In his new column he relays what he heard this past weekend at the NHC Championship (congrats Brian!) from horseplayers.

- Their message to tracks: Price matters. According to one very knowledgeable race and sports book operator I spoke with in Vegas, they are seeing a steady migration of players from horse racing to sports betting and other gaming. Why? Lower takeout on casino games and sports betting are a big part of the reason.

- Their Safety and integrity matter. If you think the way you treat your horse is a private matter between you and your vet, think again

- Their message to regulators: Be tough but fair in regulating the game. And be consistent.

We at HANA have surveyed horseplayers, written hundreds of blog pieces, attended dozens of meetings. We have conveyed this now for some time.

It is not a me versus you debate, it is an us debate.

We don't want lower takeout because we are greedy - we want lower takeout so we can bet more and encourage others to bet more by saying to new people "you have a shot to beat the races, so come join us".

We don't want safety concerns looked at because we really like to see tracks be regulated.
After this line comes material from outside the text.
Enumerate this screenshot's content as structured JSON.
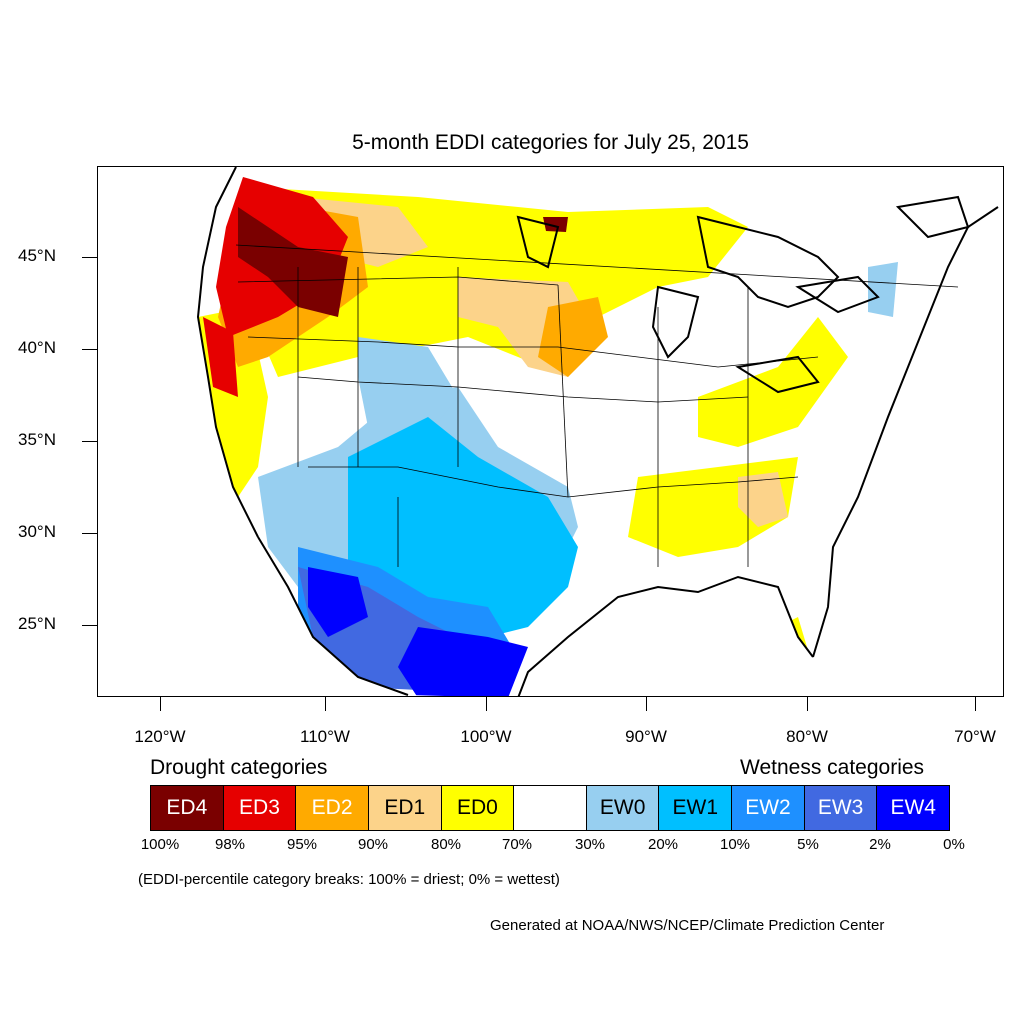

We want safety and integrity because we feel with it we will have a better sport, and if we have a better sport, we can grow.

We don't want drug policy because we are zealots. We want a consistent drug policy because we love horses and want them treated well. We want cheaters to be charged because they hurt the game. We don't want honest horsemen charged and thrown out for making a minor mistake. We want a good policy with teeth to grow the sport of horse racing, for bettors and horse owners. Heck, almost 20% of HANA are horse owners.

Very well done regardless Alex. You summed it up pretty well.